Although over 30 airlines have recently failed and withdrawn from the market, Pearce points out that this represents just 1% of global capacity. "It's going to be a very challenging environment for airlines. Those that can control and reduce their costs will survive and maybe succeed.
"Labour and employment costs will have to shrink with the industry," he says, adding that foreign ownership and control regulations limit the airline industry's ability to shed excess capacity in a meaningful way. "In a more rational world where we could have cross-border consolidation, this would lead to a more orderly and sensible shrinkage of capacity."

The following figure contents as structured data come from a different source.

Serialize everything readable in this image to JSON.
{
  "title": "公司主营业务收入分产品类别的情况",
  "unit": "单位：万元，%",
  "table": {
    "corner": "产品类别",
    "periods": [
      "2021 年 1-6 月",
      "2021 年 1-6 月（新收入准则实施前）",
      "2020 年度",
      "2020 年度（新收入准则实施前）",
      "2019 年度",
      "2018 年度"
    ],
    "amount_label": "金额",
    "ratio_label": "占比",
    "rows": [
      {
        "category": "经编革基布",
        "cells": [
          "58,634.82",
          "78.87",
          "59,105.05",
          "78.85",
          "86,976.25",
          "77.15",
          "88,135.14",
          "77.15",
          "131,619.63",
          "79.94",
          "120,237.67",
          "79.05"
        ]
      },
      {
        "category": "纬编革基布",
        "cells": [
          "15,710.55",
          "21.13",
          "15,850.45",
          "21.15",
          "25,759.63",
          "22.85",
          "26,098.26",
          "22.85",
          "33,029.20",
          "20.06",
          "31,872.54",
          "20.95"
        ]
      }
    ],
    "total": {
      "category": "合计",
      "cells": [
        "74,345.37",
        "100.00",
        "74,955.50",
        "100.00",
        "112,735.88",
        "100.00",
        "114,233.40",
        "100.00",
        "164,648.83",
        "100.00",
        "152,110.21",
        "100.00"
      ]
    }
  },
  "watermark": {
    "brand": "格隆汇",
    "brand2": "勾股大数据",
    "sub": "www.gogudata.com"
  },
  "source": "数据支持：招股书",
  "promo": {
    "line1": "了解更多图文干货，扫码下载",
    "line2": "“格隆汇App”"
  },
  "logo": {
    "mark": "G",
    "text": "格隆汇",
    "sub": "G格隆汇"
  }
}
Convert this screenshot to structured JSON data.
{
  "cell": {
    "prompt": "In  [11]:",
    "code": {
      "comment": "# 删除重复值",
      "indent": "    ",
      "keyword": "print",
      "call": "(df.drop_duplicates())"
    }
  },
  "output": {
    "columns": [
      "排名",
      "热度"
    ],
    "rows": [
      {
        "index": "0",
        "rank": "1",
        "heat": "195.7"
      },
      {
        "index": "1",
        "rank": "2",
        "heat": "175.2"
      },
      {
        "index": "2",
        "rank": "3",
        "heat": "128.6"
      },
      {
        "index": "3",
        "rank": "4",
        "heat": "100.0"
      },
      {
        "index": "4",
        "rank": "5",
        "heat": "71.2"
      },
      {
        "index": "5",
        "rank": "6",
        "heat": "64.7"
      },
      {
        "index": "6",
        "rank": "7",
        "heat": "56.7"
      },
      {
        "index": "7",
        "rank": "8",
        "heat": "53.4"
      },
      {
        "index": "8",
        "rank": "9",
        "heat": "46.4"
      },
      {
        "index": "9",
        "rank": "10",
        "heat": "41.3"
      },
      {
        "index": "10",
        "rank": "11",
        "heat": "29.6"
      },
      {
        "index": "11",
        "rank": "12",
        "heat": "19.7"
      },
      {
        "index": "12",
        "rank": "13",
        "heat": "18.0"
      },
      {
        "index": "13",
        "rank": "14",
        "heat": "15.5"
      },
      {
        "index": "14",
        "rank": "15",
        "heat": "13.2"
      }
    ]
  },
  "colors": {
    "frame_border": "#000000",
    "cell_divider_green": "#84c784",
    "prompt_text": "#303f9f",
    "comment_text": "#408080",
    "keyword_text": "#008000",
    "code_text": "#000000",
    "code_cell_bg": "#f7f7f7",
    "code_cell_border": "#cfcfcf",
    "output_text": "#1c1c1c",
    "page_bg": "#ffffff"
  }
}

Bisignani predicts the expected drop in revenues next year will be so sharp that it will take the airline industry "at least two years" to recover. "Normally I'm optimistic, but it's hard to find something that will support optimism. I will start to be more optimistic when freight numbers improve consistently - at that point we can say the worst is over. As soon as freight moves in the right direction, we can start being more optimistic."
Tim Jeans, managing director of UK carrier Monarch Airlines, also has a glum assessment of the coming year, although he does see a glimmer of hope in his home market. "The outlook for next year is not great - in fact it's grim. Economies are declining and nobody knows where the bottom of this recession will be," says Jeans.
"The only opportunity for optimism, in the UK at least, is that lots of capacity is coming out of the UK market. If capacity continues to fall, at least there will be some grounds for optimism that it won't be a bloodbath." Jeans is also hopeful that there will be "some resilience" in the leisure market and that "people will continue to use what disposable income they have to have a holiday".
But consumer demand and business travel in particular will be "the biggest wildcard for 2009", according to Mike Cox, managing director and head of corporate advisory at Seabury Group's New York office. "Everyone agrees this global recession is potentially bigger than any prior recessions," says Cox, adding that while "there will be some pockets of the world that may be exempted from this", it "appears to be global". This will result in worldwide capacity adjustments as the industry struggles to keep up with the drop in traffic.
Andrew Herdman, director general of the Association of Asia Pacific Airlines, predicts that capacity in his region will be flat at best over the coming year. "I think we will see negligible capacity growth [in 2009] and if market conditions continue to decline, you might see some cuts in capacity," says Herdman.
"At the moment the cargo market has shown the steepest decline and cargo capacity has been cut sharply, but load factors have stayed unchanged. On the passenger side, we have not been cutting capacity fast enough to match falling demand. That is forcing airlines to keep revisiting their capacity plans."
Herdman adds that "there is no escaping the fact we are facing a global slowdown", and says Asia will not be excluded from this. However, he notes that some domestic markets, such as Indonesia and China - after a difficult 2008 - might be quite strong in 2009.
IATA's Pearce says the "weakness of China has been a very important factor in precipitating the weakness we've seen", but agrees that there is likely to be "some growth of air travel in China, which will help to support travel in the region". However, while domestic markets in Asia are "rebounding", Pearce points out that "international travel is still declining sharply".
It is clear that the airline industry is going to have to tightly fasten its seatbelt and prepare for an extremely bumpy ride as we head into 2009. With a global recession that looks set to get much worse before it gets better, those carriers that haven't "done their homework", as Bisignani puts it, could find themselves in deep trouble.
Adds Pearce: "In this sort of environment it's very difficult to say who the winners are and who will be the losers, but it's clear that to survive in this environment, airlines will have to have low costs and robust balance sheets."